/ 27 March 2013

How Parliament shafts the people

How Parliament Shafts The People

Parliament has been a hive of activity since the start of the year, with President Jacob Zuma's State of the Nation address, the budget and busy committees setting a fast pace. 

But there is still the feeling that Parliament and the provincial legislatures are becoming irrelevant. It is no secret that political power does not reside in Parliament. Our electoral system amplifies the voices of party bosses and drowns out their lower-ranking colleagues, not to mention the voices of citizens. Opaque party funding practices and back-room deals seem to favour patronage at the expense of citizens.

Many committed MPs engage, abide by and advance the Constitution but their dedication is tested by party discipline. Like most of the world, our democratic institutions are ruled by elite-dominated real-politik. The visionary quest of 1994 for a democracy that is about more than regular elections has less space.
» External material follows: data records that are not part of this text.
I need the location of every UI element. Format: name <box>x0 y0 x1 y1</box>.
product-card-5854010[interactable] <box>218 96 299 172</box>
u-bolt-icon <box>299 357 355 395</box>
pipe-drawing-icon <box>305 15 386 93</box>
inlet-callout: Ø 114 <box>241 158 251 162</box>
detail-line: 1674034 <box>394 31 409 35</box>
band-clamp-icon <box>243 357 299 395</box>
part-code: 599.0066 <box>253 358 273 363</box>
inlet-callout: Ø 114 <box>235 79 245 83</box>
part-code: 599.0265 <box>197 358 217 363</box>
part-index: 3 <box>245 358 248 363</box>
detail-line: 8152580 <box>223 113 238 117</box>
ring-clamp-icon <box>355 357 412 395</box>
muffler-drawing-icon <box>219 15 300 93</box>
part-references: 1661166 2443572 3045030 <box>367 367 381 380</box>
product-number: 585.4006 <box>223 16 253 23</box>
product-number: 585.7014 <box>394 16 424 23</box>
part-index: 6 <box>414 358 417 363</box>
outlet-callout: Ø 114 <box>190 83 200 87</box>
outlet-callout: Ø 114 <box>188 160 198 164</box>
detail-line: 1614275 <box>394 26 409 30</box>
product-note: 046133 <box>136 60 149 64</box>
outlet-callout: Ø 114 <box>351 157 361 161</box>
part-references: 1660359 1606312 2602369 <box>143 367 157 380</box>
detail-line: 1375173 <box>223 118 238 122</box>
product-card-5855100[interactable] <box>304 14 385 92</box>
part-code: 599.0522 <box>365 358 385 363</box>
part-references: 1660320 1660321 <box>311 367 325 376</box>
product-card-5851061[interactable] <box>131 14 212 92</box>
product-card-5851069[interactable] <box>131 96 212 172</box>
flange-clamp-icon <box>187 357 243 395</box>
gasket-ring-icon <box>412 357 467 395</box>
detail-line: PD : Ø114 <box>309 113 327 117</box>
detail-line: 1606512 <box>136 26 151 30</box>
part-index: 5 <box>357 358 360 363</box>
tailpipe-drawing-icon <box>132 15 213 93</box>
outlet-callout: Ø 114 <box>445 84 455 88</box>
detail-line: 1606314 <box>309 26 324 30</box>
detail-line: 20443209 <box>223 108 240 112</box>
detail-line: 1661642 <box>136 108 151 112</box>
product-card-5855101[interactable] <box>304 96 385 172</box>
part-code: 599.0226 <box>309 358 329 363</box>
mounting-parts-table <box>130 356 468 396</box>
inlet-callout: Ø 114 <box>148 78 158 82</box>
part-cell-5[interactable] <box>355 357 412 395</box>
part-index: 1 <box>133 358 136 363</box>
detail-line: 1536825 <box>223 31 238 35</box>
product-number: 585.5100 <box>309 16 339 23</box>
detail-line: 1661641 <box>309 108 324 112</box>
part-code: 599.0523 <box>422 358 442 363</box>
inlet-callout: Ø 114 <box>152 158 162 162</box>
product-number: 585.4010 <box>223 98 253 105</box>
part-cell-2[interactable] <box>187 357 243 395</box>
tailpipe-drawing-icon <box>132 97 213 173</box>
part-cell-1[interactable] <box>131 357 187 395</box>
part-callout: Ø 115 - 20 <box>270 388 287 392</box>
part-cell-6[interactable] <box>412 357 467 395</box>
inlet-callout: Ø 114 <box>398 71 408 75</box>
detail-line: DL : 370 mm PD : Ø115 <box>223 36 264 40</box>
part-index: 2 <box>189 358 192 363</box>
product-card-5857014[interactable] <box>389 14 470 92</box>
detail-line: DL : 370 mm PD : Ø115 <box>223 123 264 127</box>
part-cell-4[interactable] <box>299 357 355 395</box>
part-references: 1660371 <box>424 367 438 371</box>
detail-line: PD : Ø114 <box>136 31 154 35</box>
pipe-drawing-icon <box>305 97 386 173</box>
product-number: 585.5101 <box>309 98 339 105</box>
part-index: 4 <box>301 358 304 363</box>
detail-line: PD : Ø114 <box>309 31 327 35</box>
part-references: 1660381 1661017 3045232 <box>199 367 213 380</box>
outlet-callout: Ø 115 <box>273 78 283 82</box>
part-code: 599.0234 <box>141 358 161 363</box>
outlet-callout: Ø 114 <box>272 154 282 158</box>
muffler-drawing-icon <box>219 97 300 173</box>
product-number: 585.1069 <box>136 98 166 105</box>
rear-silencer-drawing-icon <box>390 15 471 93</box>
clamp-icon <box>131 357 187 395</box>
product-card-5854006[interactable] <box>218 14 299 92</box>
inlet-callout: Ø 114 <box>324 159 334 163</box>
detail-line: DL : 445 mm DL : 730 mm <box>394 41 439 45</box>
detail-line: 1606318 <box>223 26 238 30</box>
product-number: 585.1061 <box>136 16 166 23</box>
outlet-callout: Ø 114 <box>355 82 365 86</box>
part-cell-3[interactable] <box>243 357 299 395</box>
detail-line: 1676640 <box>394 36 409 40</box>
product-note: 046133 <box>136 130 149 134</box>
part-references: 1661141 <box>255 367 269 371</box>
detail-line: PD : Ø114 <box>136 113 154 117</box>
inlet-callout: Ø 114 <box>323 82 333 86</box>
The ANC's Mangaung conference in December resolved to develop "activist and people-centred" legislatures and it certainly sounds the right note. But it will have little meaning without efforts to address deficits in political accountability.

Other Mangaung resolutions further erode the legislatures' ability to make decisions on the basis of wide-ranging, inclusive debates. They mandate a bigger role for the ANC in the legislatures' human resources and structural processes – they strengthen the chief whips and the ANC's political committees.

Instead, parties should consider how to deepen debate within their caucuses and how to build internal democracy.

Developing initiatives
Commendable initiatives from the legislatures could enhance their capacity and functioning. These include developing an oversight model and initiatives to improve participation in committees. The current process to develop a framework for public participation is welcome, as is the recent announcement of the (overdue) establishment of an office to assist MPs with budget processes. 

But systems-oriented solutions alone won't resolve the existing political problems.

The wide range of formal mechanisms for public engagement with our legislatures results in relatively good levels of participation compared with other legislatures in Africa. A number of portfolio committees now regularly hold public hearings or invite submissions on annual reports and budgets as well as legislation. Our legislatures are extending their reach more often with road shows and hearings in towns. 

These mechanisms are necessary, but do they result in significant shifts to political agendas?

Engagement with the legislatures, especially in the committees, remains the terrain of resourced elites from the private sector, academia and organised civil society. Citizen groups are invited to the road shows but invitations sometimes fail to reach even mass-based organisations such as the Treatment Action Campaign. 

The people most affected by legislative and oversight decisions are still largely excluded. Where there are local participation initiatives, the value placed on public inputs is highly questionable.

Disregard and even disdain for citizens' views seem common to all political parties. At a recent workshop, a Khayelitsha activist summed it up: "We'll tell them something but they've already decided something else."

'Sectoral parliaments'
The truth of this was made starkly clear after public hearings in rural towns on the Traditional Courts Bill last year, hearings at which citizens overwhelmingly called for the Bill to be scrapped. A significant number of the provincial legislatures heeded the call but the relevant committee at the National Council of Provinces sidestepped it by not engaging with the provincial mandates. In this case, relatively good participation, led by the provincial legislatures, made no difference.

The costly "sectoral parliaments" also falter in the face of politics. Last year's "women's parliament" was a disgrace: more than R1-million was spent on it, it is claimed, but many seasoned women's organisations and rural activists failed to get invitations. A resolution adopted at the event to oppose the Bill simply vanished from the gathering's final statement.

The agenda and the terms of citizen engagement are almost exclusively defined by the legislatures, not citizens. MPs and MPLs need to "put on their boots and tekkies", as Vuyiseka Dubula phrased it at last year's people's parliament civil-society conference – they need to boot up and engage citizens on the terms set by aggrieved communities.

The chorus of voices demanding meaningful political participation, a debate on our electoral system and regulation of political party funding is growing louder. It is to the detriment of our democracy that Parliament continues to dismiss these calls.

Keren Ben-Zeev is deputy director of the Heinrich Böll Foundation and Sam Waterhouse is the parliamentary programme coordinator at the community law centre at the University of the Western Cape.